Thus, I would argue that one of the reasons you might actually cause harm in intensively trying to lower sugar, is when you need insulin to get to that goal. This suggest (contrary to the ADA guidelines) that targeting to an A1c of less than 7.0% should be done with multiple medications, and not with insulin. In fact, it might be better to reserve insulin for those patients with an A1c of more than 8%, despite multiple oral agents (again, contrary to ADA guidelines).

10 comments:

Anonymous said...

You may want to look again at the evidence that A1C control in DM II "prevents blindness" or prevents "kidney problems."
Looking at the data suggests it does neither.

UKPDS: No clinically meaningful improvement in visual or renal function.

http://bmj.bmjjournals.com/cgi/content/full/320/7251/1720

http://hcrenewal.blogspot.com/2008/02/is-more-always-better-accord-study.html




ADVANCE:

1% absolute difference in "nephropathy" (defined?) no creatinine differences or renal outcome differences. NNT 100 over 5 years to have one person have this likely meaningless outcome.

ACCORD: no microvascular issues addressed in study, as far as I know.

So the statement that "treating diabetes (type 2) aggressively is quite effective" is not supported by the best evidence we have.

Dr.
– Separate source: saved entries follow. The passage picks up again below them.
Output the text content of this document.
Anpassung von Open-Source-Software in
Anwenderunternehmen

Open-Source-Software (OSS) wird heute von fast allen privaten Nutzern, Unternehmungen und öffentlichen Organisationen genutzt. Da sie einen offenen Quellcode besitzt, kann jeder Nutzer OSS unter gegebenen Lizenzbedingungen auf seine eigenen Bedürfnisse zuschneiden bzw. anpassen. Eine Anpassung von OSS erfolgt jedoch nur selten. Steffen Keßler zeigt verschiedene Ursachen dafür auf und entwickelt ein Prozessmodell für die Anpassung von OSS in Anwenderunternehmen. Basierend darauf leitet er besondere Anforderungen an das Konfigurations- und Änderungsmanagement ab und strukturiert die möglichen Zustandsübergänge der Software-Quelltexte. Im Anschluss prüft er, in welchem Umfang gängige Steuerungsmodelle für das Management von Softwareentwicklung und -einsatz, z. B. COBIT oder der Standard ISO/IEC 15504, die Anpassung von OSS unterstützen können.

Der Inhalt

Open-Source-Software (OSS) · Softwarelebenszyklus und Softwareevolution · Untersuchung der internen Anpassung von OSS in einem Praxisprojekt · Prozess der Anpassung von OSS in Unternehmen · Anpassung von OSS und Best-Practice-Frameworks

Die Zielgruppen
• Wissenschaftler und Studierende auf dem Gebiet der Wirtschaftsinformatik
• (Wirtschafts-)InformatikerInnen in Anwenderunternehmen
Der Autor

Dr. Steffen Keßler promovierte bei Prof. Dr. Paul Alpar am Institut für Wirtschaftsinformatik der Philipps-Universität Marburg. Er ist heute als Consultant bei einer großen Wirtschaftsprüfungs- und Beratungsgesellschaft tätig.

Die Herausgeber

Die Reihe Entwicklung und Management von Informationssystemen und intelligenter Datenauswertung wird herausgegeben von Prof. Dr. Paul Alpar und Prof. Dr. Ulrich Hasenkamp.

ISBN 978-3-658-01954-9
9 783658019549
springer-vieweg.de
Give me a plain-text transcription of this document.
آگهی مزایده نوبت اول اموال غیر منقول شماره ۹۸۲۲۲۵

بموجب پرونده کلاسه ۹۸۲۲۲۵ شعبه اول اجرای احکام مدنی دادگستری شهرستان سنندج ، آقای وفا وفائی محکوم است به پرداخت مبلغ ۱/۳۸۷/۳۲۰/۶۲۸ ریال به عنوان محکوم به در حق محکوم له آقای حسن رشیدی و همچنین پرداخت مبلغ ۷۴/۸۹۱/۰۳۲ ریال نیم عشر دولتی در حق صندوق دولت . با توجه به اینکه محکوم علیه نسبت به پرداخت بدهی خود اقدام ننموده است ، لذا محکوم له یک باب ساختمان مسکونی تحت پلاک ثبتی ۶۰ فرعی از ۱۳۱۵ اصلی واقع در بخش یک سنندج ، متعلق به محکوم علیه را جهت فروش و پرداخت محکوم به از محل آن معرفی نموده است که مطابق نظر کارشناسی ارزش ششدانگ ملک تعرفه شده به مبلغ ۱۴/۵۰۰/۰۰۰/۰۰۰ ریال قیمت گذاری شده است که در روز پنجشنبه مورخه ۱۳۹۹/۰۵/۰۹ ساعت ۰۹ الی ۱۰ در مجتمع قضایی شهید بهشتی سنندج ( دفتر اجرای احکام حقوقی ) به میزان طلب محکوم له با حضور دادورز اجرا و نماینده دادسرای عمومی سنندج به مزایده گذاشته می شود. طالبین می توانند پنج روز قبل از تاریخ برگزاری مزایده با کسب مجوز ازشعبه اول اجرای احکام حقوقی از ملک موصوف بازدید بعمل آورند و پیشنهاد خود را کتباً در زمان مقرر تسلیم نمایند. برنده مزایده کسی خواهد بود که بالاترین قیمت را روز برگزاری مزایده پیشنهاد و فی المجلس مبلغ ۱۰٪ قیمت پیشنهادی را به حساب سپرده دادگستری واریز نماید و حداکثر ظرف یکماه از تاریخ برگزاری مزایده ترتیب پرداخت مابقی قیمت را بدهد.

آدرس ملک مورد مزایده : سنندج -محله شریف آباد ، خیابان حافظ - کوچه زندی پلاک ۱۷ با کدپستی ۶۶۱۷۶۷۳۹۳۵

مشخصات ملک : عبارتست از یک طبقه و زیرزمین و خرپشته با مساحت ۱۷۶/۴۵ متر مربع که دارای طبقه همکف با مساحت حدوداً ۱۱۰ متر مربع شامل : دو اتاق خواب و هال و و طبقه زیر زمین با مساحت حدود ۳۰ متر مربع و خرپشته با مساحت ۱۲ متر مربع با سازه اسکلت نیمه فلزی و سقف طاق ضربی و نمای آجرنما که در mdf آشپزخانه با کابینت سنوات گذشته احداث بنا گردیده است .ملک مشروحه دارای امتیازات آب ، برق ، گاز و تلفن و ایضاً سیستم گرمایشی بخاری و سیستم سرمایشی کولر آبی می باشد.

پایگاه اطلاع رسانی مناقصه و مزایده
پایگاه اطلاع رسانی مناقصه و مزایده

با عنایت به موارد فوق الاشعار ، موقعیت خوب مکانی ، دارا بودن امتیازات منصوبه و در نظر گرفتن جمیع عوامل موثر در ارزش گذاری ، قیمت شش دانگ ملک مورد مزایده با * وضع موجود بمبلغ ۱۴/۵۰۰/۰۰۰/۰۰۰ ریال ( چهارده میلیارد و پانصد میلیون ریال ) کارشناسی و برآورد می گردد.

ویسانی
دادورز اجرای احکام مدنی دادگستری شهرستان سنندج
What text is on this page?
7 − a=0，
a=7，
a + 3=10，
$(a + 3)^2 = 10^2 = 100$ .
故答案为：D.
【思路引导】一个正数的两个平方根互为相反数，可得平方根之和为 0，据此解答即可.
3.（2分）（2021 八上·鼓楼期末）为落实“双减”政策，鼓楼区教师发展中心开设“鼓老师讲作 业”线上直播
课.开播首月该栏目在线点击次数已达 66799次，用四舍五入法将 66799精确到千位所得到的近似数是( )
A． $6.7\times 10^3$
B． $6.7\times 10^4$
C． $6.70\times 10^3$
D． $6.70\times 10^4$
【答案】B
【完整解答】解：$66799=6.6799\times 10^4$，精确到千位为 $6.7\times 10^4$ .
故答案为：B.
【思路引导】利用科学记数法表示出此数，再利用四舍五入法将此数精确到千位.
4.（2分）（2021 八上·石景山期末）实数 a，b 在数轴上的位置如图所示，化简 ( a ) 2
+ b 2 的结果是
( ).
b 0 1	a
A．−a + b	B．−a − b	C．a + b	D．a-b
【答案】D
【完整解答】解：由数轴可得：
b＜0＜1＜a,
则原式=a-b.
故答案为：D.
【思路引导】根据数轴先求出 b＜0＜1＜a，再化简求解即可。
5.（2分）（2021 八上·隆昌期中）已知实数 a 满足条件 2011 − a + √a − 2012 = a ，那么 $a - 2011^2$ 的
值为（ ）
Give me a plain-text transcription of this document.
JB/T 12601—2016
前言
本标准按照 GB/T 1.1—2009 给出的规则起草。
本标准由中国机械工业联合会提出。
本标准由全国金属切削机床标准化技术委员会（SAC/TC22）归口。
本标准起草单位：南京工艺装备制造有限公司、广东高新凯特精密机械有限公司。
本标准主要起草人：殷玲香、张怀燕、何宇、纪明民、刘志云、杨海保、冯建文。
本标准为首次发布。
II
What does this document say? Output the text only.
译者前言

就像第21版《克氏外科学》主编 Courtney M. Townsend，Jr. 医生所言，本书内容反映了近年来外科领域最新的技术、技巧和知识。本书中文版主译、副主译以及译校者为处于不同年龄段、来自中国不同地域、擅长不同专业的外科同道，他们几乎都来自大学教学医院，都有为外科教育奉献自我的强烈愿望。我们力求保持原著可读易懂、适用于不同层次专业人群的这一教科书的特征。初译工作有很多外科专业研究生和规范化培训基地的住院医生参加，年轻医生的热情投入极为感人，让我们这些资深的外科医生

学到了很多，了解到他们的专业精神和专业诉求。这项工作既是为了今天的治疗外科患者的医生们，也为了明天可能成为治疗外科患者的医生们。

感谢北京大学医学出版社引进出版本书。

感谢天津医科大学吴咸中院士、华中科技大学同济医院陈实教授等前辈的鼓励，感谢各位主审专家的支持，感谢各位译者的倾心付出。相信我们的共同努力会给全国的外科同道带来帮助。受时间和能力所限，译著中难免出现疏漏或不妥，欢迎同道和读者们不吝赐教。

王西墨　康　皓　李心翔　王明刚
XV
Matthew Mintz said...

The statement prevents blindness and kidney problems refered to the UKPDS, and not ACCORD or ADVANCE, so I should have made this more clear.
Though retinopathy and microalbunuria are technically surrogates for blindness and renal failure respectively, they are biological surrogates. In otherword, we do know that untreated retinopathry will evenutally lead to blindness.
The BMJ article in your post makes several valid points about critical appraisal of information. Though the absolute risk reduction for microvascular disease is in the single digits for the entire study, this is not inconsequential (epectially is you are one of the 1 in 30 patients affected). In addition, the BMJ article points out that the NNT for obese patients treated with metformin for any outcome was 10, which is pretty substantial. In the US, most type diabetics are type 2 and most of them are obeses

Anonymous said...

You can maintain those surrogates possibly represent important clinical outcomes for patients in those studies. Others disagree. (as the links attest)

Bottom line, there were no clinically meaningful differences noted in vision or renal function. (and the retinopathy eval in UKPDS was not even blinded, btw) Focusing on subtle differences in surrogate markers isn't very convincing in this case, and certainly does not support the idea that tight A1C control is "important," whatever your opinion on the matter.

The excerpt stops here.